To close this journey into why I'm glad a supreme Alpha Male now is in charge, let me cite one last example of why I believe men make better leaders.  I had just written and sent to my editor, male albeit, my essay in which I had misspelled the name of Colombia as Columbia.  When I read the comments at our website, one guy called us out for the two different spellings.  What did my editor do?  He owned the error for his team, in this case, myself.  When I checked my rough draft, I saw that it was I who originally had misspelled the country's name.  My editor took the hit for one of his team members, just as any great commander does.  Would a woman have apologized to me for the engineering student's blow up? No, of course not.  Would a male editor have gone into orbit when I corrected a female editor for her 48 I, Me, My, Mine words in a 400 word essay? I doubt it.  The guy would have put on a calm face, conducted himself with grace, and moved on.  Just as we saw Mr. Trump do this week.  Thank heaven!

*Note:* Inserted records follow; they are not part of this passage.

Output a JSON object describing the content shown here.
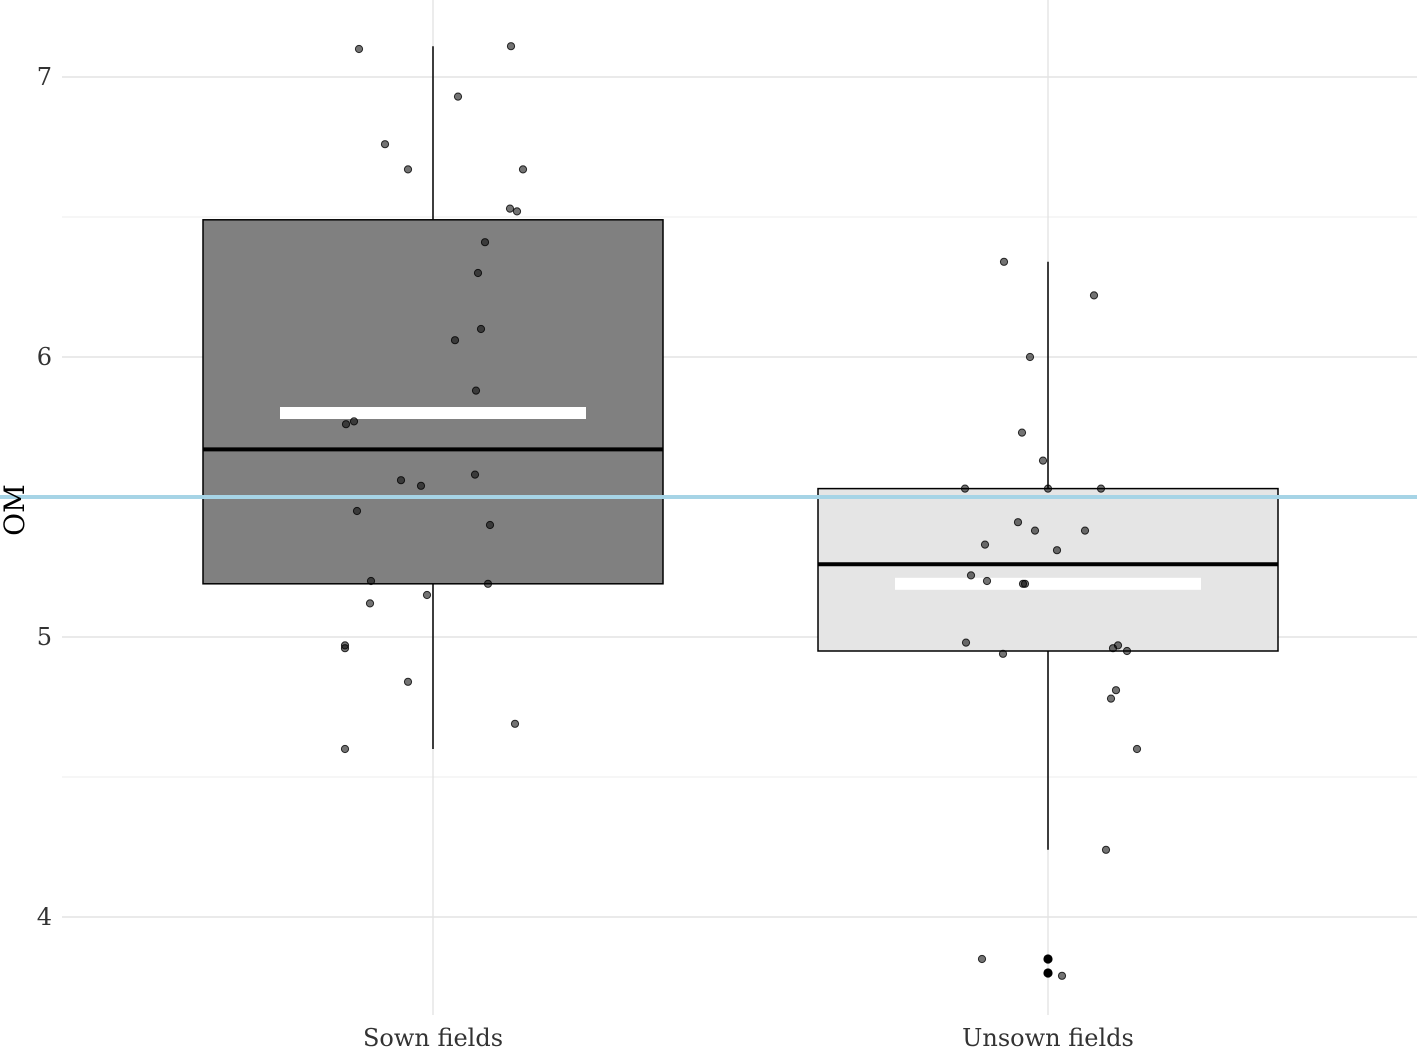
{
  "chart_data": {
    "type": "boxplot",
    "ylabel": "OM",
    "xlabel": "",
    "ylim": [
      3.75,
      7.2
    ],
    "y_ticks": [
      "4",
      "5",
      "6",
      "7"
    ],
    "y_minor_ticks": [
      4.5,
      5.5,
      6.5
    ],
    "grid": true,
    "reference_line": {
      "value": 5.5,
      "color": "#a6d4e6"
    },
    "categories": [
      "Sown fields",
      "Unsown fields"
    ],
    "boxes": [
      {
        "category": "Sown fields",
        "fill": "#808080",
        "q1": 5.19,
        "median": 5.67,
        "q3": 6.49,
        "whisker_low": 4.6,
        "whisker_high": 7.11,
        "mean": 5.8,
        "points": [
          7.11,
          7.1,
          6.93,
          6.76,
          6.67,
          6.67,
          6.53,
          6.52,
          6.41,
          6.3,
          6.1,
          6.06,
          5.88,
          5.76,
          5.77,
          5.56,
          5.58,
          5.54,
          5.45,
          5.4,
          5.19,
          5.2,
          5.15,
          5.12,
          4.97,
          4.96,
          4.84,
          4.69,
          4.6
        ],
        "outliers": []
      },
      {
        "category": "Unsown fields",
        "fill": "#e5e5e5",
        "q1": 4.95,
        "median": 5.26,
        "q3": 5.53,
        "whisker_low": 4.24,
        "whisker_high": 6.34,
        "mean": 5.19,
        "points": [
          6.34,
          6.22,
          6.0,
          5.73,
          5.63,
          5.53,
          5.53,
          5.53,
          5.41,
          5.38,
          5.38,
          5.33,
          5.31,
          5.22,
          5.2,
          5.19,
          5.19,
          4.98,
          4.97,
          4.96,
          4.95,
          4.94,
          4.81,
          4.78,
          4.6,
          4.24,
          3.85,
          3.79
        ],
        "outliers": [
          3.85,
          3.8
        ]
      }
    ]
  }
}
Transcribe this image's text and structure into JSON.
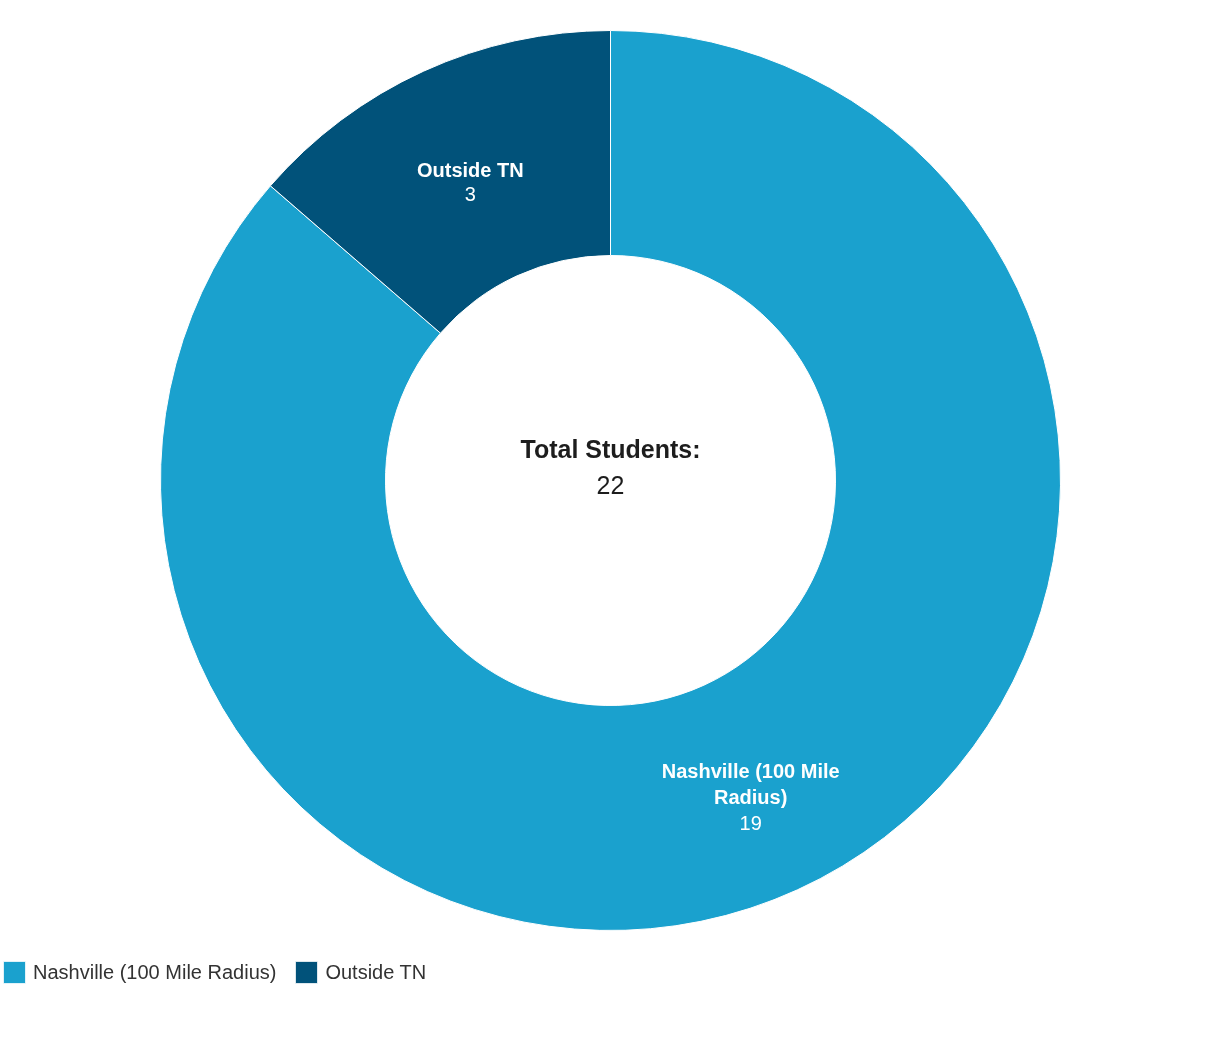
{
  "chart_data": {
    "type": "donut",
    "categories": [
      "Nashville (100 Mile Radius)",
      "Outside TN"
    ],
    "values": [
      19,
      3
    ],
    "colors": [
      "#1aa1ce",
      "#01527a"
    ],
    "data_labels": true,
    "legend": "bottom left",
    "annotations": [
      "Total Students:",
      "22"
    ]
  }
}
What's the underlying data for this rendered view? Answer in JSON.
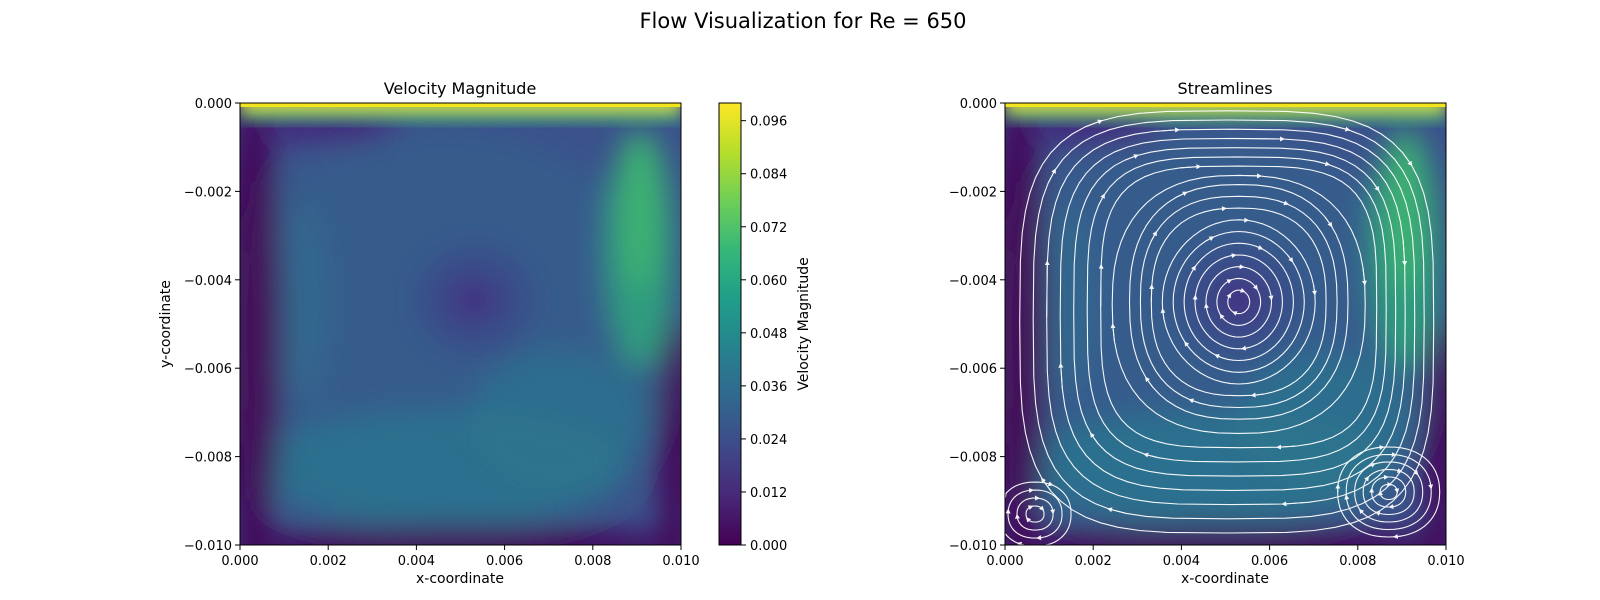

  1. great piece I enjoyed reading it, Thank you

  2. Thank you for a strong and clear post about something that has been a problem in America for quite some time. We not only need to reclaim our country, as Americans, to get back to the ideals this nation was founded on, we each need to have the sense and courage to express our true selves. If we keep tiptoeing around just to avoid offending someone who is being irrational, we will never get anything done.

    I'm not in agreement with EVERYTHING you say here, and since your post is clear that we shouldn't retreat from a disagreement, I thought I'd mention that I know many women who are quite good at taking constructive criticism, and even apologizing for reacting badly in the moment. I myself have done so, and as a musician I've watched many woman take correction and improve because of it. I've seen women, and men as well, object to instruction and criticism when it's not helpful, and there's more than one way to instruct. Men and women often DO have different teaching and learning methods, and it's in our best interests to respond well to both rather than limit instruction and learning to a single method, so I'm always open to a man being blunt and simply delivering the assessment with logic, rather than softening the blow by also pointing out what was done well, as the Toastmasters critique is designed to do. I'm wondering if you might be seeing some women object to the method rather than the critique? While it's certainly important for any student to accept criticism regardless of the manner it's delivered, it's also helpful for teachers to learn there's more than one way to deliver criticism. In academia, being straight and blunt is very effective in most cases, but I find, particularly in music, it's as important to place emphasis on the good to encourage more of it, and I find men often neglect this part of the instruction. This is why I try to seek out both men and women as teachers, to get a broad spectrum of input to improve as quickly as possible.

    Great post! I hope it's okay to point that out? Okay, okay, I'm kidding! You sound like a really good instructor. I'm not sure where you're getting the polarized perspective on the capacity of women to accept criticism gracefully, but the fact that it doesn't match my own experiences suggests that we simply live in different environments. And I'm glad you won't let that keep you from continuing to be clear with your students on how to do things right. We need more of that.

  3. @Larkhaven on the Web

    Thank you so much for your comment, Larkhaven. I passed it along to Suzanne, the author of the piece.